Finland aims to secure a larger share of joint procurement of the EU’s BioNTech-Pfizer coronavirus vaccine than it would be allocated based on its population.
It depends Tuija Kumpulainen from the Ministry of Social Affairs and Health, which said on Yle’s A-Studio program on Tuesday that negotiations were underway.
The EU has effectively doubled its Covid vaccine order from 300 million doses to 600 million, with deliveries starting in the second quarter of the year.
These vaccines would be distributed according to the population size of EU countries, but some countries did not purchase their full vaccine allocation because the vaccine must be stored at -70 degrees, making logistics difficult for a vaccination program.
Kumpulainen said on Tuesday that Finland got hundreds of thousands of additional doses from the original order in the fall, but declined to say exactly how many.
It has been reported that at least Germany, Denmark, France and Estonia have also purchased additional doses of the vaccine.

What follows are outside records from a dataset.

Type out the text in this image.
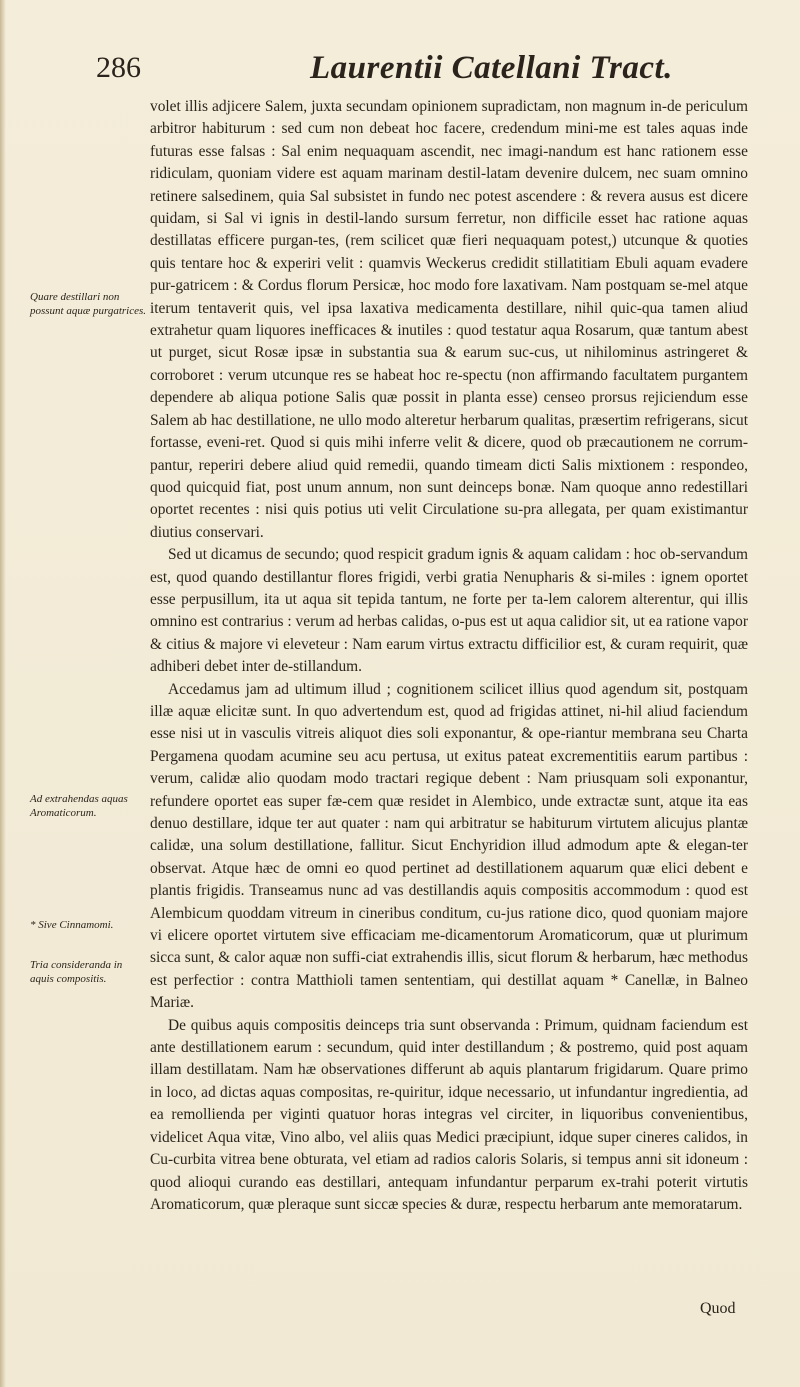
286	Laurentii Catellani Tract.
Quare destillari non possunt aquæ purgatrices.
Ad extrahendas aquas Aromaticorum.
* Sive Cinnamomi.
Tria consideranda in aquis compositis.

volet illis adjicere Salem, juxta secundam opinionem supradictam, non magnum in-de periculum arbitror habiturum : sed cum non debeat hoc facere, credendum mini-me est tales aquas inde futuras esse falsas : Sal enim nequaquam ascendit, nec imagi-nandum est hanc rationem esse ridiculam, quoniam videre est aquam marinam destil-latam devenire dulcem, nec suam omnino retinere salsedinem, quia Sal subsistet in fundo nec potest ascendere : & revera ausus est dicere quidam, si Sal vi ignis in destil-lando sursum ferretur, non difficile esset hac ratione aquas destillatas efficere purgan-tes, (rem scilicet quæ fieri nequaquam potest,) utcunque & quoties quis tentare hoc & experiri velit : quamvis Weckerus credidit stillatitiam Ebuli aquam evadere pur-gatricem : & Cordus florum Persicæ, hoc modo fore laxativam. Nam postquam se-mel atque iterum tentaverit quis, vel ipsa laxativa medicamenta destillare, nihil quic-qua tamen aliud extrahetur quam liquores inefficaces & inutiles : quod testatur aqua Rosarum, quæ tantum abest ut purget, sicut Rosæ ipsæ in substantia sua & earum suc-cus, ut nihilominus astringeret & corroboret : verum utcunque res se habeat hoc re-spectu (non affirmando facultatem purgantem dependere ab aliqua potione Salis quæ possit in planta esse) censeo prorsus rejiciendum esse Salem ab hac destillatione, ne ullo modo alteretur herbarum qualitas, præsertim refrigerans, sicut fortasse, eveni-ret. Quod si quis mihi inferre velit & dicere, quod ob præcautionem ne corrum-pantur, reperiri debere aliud quid remedii, quando timeam dicti Salis mixtionem : respondeo, quod quicquid fiat, post unum annum, non sunt deinceps bonæ. Nam quoque anno redestillari oportet recentes : nisi quis potius uti velit Circulatione su-pra allegata, per quam existimantur diutius conservari.

Sed ut dicamus de secundo; quod respicit gradum ignis & aquam calidam : hoc ob-servandum est, quod quando destillantur flores frigidi, verbi gratia Nenupharis & si-miles : ignem oportet esse perpusillum, ita ut aqua sit tepida tantum, ne forte per ta-lem calorem alterentur, qui illis omnino est contrarius : verum ad herbas calidas, o-pus est ut aqua calidior sit, ut ea ratione vapor & citius & majore vi eleveteur : Nam earum virtus extractu difficilior est, & curam requirit, quæ adhiberi debet inter de-stillandum.

Accedamus jam ad ultimum illud ; cognitionem scilicet illius quod agendum sit, postquam illæ aquæ elicitæ sunt. In quo advertendum est, quod ad frigidas attinet, ni-hil aliud faciendum esse nisi ut in vasculis vitreis aliquot dies soli exponantur, & ope-riantur membrana seu Charta Pergamena quodam acumine seu acu pertusa, ut exitus pateat excrementitiis earum partibus : verum, calidæ alio quodam modo tractari regique debent : Nam priusquam soli exponantur, refundere oportet eas super fæ-cem quæ residet in Alembico, unde extractæ sunt, atque ita eas denuo destillare, idque ter aut quater : nam qui arbitratur se habiturum virtutem alicujus plantæ calidæ, una solum destillatione, fallitur. Sicut Enchyridion illud admodum apte & elegan-ter observat. Atque hæc de omni eo quod pertinet ad destillationem aquarum quæ elici debent e plantis frigidis. Transeamus nunc ad vas destillandis aquis compositis accommodum : quod est Alembicum quoddam vitreum in cineribus conditum, cu-jus ratione dico, quod quoniam majore vi elicere oportet virtutem sive efficaciam me-dicamentorum Aromaticorum, quæ ut plurimum sicca sunt, & calor aquæ non suffi-ciat extrahendis illis, sicut florum & herbarum, hæc methodus est perfectior : contra Matthioli tamen sententiam, qui destillat aquam * Canellæ, in Balneo Mariæ.

De quibus aquis compositis deinceps tria sunt observanda : Primum, quidnam faciendum est ante destillationem earum : secundum, quid inter destillandum ; & postremo, quid post aquam illam destillatam. Nam hæ observationes differunt ab aquis plantarum frigidarum. Quare primo in loco, ad dictas aquas compositas, re-quiritur, idque necessario, ut infundantur ingredientia, ad ea remollienda per viginti quatuor horas integras vel circiter, in liquoribus convenientibus, videlicet Aqua vitæ, Vino albo, vel aliis quas Medici præcipiunt, idque super cineres calidos, in Cu-curbita vitrea bene obturata, vel etiam ad radios caloris Solaris, si tempus anni sit idoneum : quod alioqui curando eas destillari, antequam infundantur perparum ex-trahi poterit virtutis Aromaticorum, quæ pleraque sunt siccæ species & duræ, respectu herbarum ante memoratarum.

Quod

The Finnish government has been criticized over the pace of the vaccine rollout, and earlier this week the Prime Minister Sanna Marin asked the European Commission to speed up supply lines.

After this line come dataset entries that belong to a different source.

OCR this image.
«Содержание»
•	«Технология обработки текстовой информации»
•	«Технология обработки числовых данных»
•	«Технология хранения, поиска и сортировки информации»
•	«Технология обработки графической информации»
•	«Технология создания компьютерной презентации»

The BioNTech vaccine occupies a crucial position as the only approved vaccine widely available for EU countries. The Moderna vaccine that was approved last week remains in short supply, with the first shipments heading to Italy and Spain this week.
Mia Kontio of the National Institute for Health and Welfare (THL) told A-Studio that Finland has ordered around two million doses of the Moderna vaccine, and a few thousand doses are expected this week.
Some 100,000 doses of the BioNTech vaccine have already arrived, and another 50,000 are expected Wednesday and Thursday, according to Kontio.
As of Tuesday evening, Finland had administered more than 50,000 doses, according to Kontio.